Young is a Democrat and he supported the Supercenter ordinance, which was upheld despite a Sanders veto. But Young said he’ll vote to repeal the measure because a special election would cost $3 million dollars a cash-strapped city can’t afford. He hears Walmart talk about bringing groceries to under-served neighborhoods but he’ll believe it when he sees it. For all the happy corporate PR we heard yesterday, Walmart has promised San Diego nothing. Still, Young says he’ll give them a chance to make their deeds match their words.

“The fact is, the consumers are getting the short end of the stick in my district,” said Young. “So if you’ve got somebody who’s going to come and provide these products for us to buy so we don’t have to drive 10 miles to buy anything, then I’m supportive of it.”

Young said he’ll invite Walmart to put their plan before the council for conceptual approval if they want to show San Diego they’re serious. And Walmart? They’re making a concerted effort to move further into big-city markets. They’re doing it in San Diego. They’re doing it in Chicago, New York and San Francisco.

For more than a dozen years, I’ve walked to Vons to my shopping. I do it now even though the nearest store is a mile away. I like walking. I like cities. I like neighborhood food stores and I shudder to think of Walmart Supercenters resting their huge footprints in San Diego.

Walmart has developed a new store type called the Neighborhood Market. It’s a food store about the size of Trader Joe’s. Will Walmart’s “12 new stores” in San Diego be Supercenters or Neighborhood Markets? The company won’t say.

Walmart has made a gospel of discount retailing. They don’t sell you style. They don’t win you over with their good citizenship or their corporate culture.

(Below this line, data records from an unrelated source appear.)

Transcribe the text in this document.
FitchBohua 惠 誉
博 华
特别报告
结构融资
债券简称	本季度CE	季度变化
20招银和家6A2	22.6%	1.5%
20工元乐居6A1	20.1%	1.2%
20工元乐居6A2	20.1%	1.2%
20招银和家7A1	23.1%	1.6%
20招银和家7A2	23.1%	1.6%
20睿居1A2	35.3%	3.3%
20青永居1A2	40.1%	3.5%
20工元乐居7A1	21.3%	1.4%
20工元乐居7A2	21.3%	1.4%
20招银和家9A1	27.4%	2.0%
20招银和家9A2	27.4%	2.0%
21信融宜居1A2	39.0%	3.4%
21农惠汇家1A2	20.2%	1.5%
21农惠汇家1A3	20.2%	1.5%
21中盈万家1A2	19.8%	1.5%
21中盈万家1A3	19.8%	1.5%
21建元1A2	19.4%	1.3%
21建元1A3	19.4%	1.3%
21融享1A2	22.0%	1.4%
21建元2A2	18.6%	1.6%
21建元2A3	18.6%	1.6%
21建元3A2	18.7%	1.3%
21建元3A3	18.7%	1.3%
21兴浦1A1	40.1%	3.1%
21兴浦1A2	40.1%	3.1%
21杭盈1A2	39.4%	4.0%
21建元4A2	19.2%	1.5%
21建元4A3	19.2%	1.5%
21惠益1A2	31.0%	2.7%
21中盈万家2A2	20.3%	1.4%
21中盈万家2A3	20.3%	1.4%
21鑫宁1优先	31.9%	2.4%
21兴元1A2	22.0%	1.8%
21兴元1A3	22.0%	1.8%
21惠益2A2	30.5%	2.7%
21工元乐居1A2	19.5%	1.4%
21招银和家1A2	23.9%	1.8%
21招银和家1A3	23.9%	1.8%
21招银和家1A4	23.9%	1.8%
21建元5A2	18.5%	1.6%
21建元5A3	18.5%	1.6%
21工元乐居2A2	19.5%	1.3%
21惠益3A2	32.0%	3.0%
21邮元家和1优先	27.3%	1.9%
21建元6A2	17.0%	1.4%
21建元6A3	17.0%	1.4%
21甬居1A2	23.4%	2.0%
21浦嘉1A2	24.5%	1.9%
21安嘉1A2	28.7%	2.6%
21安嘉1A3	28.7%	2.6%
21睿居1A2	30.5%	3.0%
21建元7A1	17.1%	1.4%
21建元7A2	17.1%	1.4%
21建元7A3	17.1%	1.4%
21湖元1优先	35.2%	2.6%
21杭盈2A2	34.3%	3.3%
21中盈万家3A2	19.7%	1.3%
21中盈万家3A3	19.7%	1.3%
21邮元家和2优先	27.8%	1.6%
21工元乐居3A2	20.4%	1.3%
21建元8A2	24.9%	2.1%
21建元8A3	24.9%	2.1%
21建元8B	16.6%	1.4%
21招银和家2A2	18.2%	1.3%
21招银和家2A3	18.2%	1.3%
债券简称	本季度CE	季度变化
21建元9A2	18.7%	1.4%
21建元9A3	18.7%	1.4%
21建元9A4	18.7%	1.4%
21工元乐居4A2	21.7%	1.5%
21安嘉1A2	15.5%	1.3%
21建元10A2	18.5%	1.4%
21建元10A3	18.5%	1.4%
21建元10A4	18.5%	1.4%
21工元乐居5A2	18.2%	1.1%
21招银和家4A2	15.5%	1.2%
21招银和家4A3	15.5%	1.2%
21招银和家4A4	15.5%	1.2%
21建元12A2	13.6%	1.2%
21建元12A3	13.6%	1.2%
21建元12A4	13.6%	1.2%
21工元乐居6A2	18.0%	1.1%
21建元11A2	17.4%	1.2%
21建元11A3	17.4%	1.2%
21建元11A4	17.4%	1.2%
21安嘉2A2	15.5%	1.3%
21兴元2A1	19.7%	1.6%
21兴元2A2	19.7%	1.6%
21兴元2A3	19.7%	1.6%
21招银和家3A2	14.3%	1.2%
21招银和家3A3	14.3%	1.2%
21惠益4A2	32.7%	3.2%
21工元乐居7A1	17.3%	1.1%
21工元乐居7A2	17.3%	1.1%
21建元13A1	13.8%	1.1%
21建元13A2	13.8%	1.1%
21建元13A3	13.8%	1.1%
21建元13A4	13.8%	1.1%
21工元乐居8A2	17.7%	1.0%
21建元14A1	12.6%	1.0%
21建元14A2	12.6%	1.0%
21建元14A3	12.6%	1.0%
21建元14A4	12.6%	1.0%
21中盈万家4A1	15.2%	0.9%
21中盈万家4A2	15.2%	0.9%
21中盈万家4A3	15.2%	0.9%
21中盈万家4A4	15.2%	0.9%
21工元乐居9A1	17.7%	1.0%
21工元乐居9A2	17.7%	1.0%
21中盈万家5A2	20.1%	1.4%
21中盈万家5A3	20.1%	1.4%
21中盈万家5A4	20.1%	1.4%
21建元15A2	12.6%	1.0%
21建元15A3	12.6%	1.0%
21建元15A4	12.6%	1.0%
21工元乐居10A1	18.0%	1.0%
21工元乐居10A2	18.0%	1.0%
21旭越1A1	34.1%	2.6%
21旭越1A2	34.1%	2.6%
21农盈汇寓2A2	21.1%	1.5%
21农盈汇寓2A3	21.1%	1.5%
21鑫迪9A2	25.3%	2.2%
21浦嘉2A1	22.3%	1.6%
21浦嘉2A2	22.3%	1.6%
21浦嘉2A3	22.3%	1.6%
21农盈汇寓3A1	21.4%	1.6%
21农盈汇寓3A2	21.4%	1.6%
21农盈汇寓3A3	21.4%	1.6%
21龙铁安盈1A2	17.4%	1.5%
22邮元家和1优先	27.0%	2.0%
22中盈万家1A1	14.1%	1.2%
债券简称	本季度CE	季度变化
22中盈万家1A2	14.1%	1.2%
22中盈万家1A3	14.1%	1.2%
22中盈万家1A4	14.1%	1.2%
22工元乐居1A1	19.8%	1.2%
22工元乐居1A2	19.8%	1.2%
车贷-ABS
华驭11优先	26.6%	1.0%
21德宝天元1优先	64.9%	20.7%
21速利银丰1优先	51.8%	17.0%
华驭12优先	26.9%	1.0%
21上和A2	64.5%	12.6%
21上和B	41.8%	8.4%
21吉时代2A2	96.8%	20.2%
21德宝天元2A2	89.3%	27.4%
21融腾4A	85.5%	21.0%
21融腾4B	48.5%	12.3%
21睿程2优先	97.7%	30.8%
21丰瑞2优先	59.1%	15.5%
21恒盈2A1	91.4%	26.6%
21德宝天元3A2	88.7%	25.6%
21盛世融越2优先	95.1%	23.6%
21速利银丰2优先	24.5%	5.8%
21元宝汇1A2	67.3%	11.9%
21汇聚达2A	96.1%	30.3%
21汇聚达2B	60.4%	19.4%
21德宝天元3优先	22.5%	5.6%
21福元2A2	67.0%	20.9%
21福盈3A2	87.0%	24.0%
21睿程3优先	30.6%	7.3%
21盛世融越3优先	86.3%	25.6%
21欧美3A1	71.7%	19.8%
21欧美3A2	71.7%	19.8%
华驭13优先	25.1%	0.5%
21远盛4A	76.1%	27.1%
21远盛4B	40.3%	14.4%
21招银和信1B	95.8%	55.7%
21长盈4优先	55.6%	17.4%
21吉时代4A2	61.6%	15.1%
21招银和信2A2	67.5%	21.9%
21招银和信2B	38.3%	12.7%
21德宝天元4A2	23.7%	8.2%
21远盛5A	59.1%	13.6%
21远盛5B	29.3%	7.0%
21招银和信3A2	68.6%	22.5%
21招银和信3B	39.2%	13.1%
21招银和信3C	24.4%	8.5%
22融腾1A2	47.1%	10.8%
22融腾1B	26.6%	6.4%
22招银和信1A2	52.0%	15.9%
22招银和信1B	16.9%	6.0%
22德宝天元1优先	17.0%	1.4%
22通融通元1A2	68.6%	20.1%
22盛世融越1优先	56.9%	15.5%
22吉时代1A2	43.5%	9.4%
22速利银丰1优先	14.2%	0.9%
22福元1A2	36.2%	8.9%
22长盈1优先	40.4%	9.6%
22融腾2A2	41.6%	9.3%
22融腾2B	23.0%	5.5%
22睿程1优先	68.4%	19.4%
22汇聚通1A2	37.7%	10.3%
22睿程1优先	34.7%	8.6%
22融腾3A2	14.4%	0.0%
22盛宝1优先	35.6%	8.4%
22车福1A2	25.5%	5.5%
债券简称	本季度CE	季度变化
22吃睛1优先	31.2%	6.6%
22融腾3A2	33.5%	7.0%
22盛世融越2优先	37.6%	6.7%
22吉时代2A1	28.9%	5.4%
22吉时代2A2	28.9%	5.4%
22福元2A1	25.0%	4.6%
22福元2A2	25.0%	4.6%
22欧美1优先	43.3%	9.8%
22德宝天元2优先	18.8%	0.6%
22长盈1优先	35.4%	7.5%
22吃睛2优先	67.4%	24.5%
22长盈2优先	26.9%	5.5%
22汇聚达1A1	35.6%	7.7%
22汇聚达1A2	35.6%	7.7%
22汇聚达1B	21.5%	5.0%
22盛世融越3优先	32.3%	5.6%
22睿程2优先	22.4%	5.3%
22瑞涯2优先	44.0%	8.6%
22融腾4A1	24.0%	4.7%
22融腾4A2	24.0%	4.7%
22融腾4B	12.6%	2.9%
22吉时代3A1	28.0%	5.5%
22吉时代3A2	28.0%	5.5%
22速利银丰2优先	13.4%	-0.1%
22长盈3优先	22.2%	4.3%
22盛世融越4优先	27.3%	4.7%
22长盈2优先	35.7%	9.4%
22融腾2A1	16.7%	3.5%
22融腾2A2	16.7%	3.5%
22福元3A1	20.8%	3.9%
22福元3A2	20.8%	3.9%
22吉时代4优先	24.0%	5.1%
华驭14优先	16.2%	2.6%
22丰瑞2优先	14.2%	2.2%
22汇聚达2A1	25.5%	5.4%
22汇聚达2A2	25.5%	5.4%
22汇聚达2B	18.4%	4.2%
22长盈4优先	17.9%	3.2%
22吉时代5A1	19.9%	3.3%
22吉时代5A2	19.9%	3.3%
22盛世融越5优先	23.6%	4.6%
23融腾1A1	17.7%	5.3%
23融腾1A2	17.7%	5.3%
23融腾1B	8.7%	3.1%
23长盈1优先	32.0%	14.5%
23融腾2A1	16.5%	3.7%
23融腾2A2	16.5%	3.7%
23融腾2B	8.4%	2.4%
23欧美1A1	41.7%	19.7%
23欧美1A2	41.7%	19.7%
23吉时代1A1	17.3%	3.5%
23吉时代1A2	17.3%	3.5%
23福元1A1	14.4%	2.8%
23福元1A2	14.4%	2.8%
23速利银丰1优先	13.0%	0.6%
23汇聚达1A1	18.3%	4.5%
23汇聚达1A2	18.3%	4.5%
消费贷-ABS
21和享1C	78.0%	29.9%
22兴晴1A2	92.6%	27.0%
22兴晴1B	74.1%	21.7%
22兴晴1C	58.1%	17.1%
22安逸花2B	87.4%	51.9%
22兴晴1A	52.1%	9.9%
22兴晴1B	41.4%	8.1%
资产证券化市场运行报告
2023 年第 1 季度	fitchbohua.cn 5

They just sell cheaper than anyone else. Maybe you don’t like that, but banning Walmart is a losing battle.

So let’s just make them follow the rules. Don’t let them force people to work overtime without pay. If they practice gender discrimination, sue them. If they dump toxic waste out the back door, as they have done in San Diego, prosecute them.

Yes you CAN mess with Walmart. You just can’t live in a world where they don’t exist.